Une législation qui refuse le bénéfice des prestations de l’assurance de base aux personnes qui, loin de chercher à s’intégrer sur le marché de l’emploi, viennent en Allemagne dans le seul but de bénéficier du régime allemand d’assistance sociale est conforme, selon l’avocat général Wathelet, à la volonté du législateur de l’Union. Une telle exclusion permet d’éviter que les personnes qui exercent leur liberté de circulation sans volonté d’intégration ne deviennent une charge pour le système d’assistance sociale. Elle est en outre conforme à la marge de manœuvre laissée aux États membres en la matière. En d’autres termes, elle permet d’éviter les abus et une certaine forme de "tourisme social".

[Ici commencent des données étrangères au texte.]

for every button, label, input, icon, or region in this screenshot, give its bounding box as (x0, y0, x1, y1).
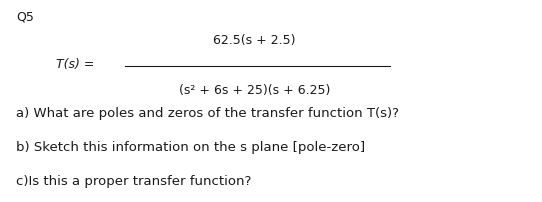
Text: b) Sketch this information on the s plane [pole-zero]: b) Sketch this information on the s plan… (16, 141, 365, 154)
Text: 62.5(s + 2.5): 62.5(s + 2.5) (214, 34, 296, 47)
Text: (s² + 6s + 25)(s + 6.25): (s² + 6s + 25)(s + 6.25) (179, 84, 331, 97)
Text: a) What are poles and zeros of the transfer function T(s)?: a) What are poles and zeros of the trans… (16, 107, 399, 120)
Text: T(s) =: T(s) = (56, 58, 95, 71)
Text: Q5: Q5 (16, 10, 34, 23)
Text: c)Is this a proper transfer function?: c)Is this a proper transfer function? (16, 175, 251, 188)
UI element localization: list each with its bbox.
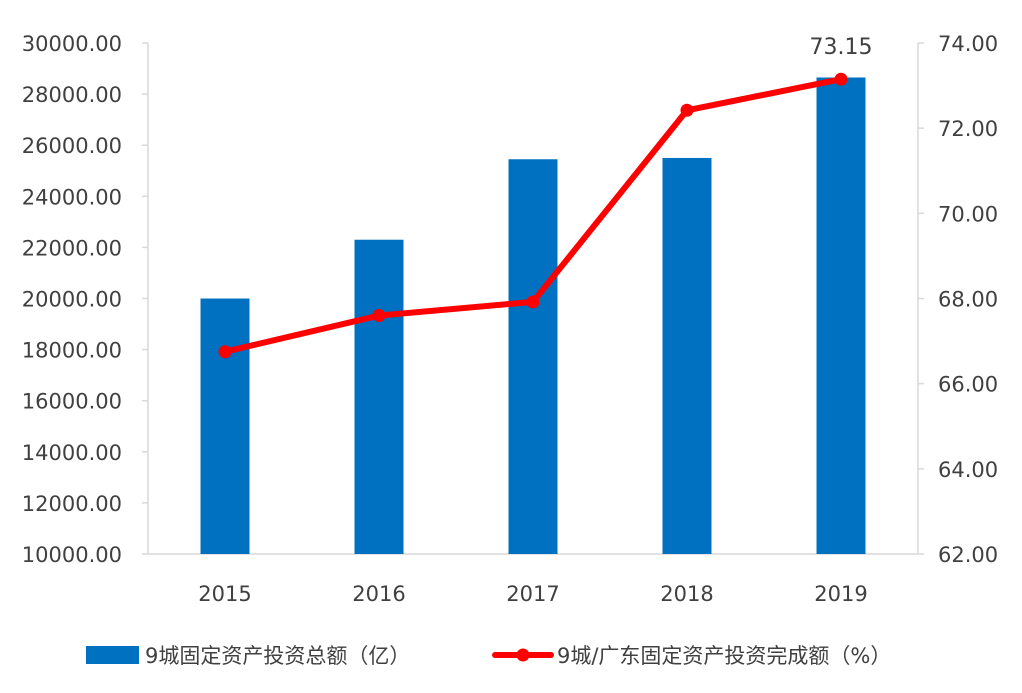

L’avocat général observe en outre que le critère retenu par l’Allemagne (à savoir une arrivée sur le territoire allemand uniquement motivée par la recherche d’un emploi ou par l’obtention de l’aide sociale) est de nature à démontrer l’absence de lien réel avec le territoire de l’État membre d’accueil ainsi que le défaut d’intégration dans celui-ci. Ce critère permet d’assurer la viabilité économique du régime sans mettre en danger son équilibre financier. La législation allemande poursuit donc un objectif légitime, comme cela est requis par la Cour de justice. Par ailleurs, l’avocat général estime que le critère choisi semble proportionné à l’objectif poursuivi. En effet, pour déterminer si le demandeur relève de l’exclusion en cause et doit ainsi se voir refuser l’octroi des prestations de l’assurance de base, les autorités allemandes doivent nécessairement examiner sa situation personnelle.

Pour rappel

Les conclusions de l'avocat général ne lient pas la Cour de justice. La mission des avocats généraux consiste à proposer à la Cour, en toute indépendance, une solution juridique dans l'affaire dont ils sont chargés. Les juges de la Cour commencent, à présent, à délibérer dans cette affaire. L'arrêt sera rendu à une date ultérieure.

Dans 80 % les affaires, les juges de la CJUE suivent néanmoins les conclusions de l’avocat général. Une exception remarquée a cependant été l’arrêt des juges du 8 mai 2014 dans l’affaire Google Espagne sur le droit à l’oubli numérique, où la CJUE est allée bien au-delà des conclusions de l’avocat général.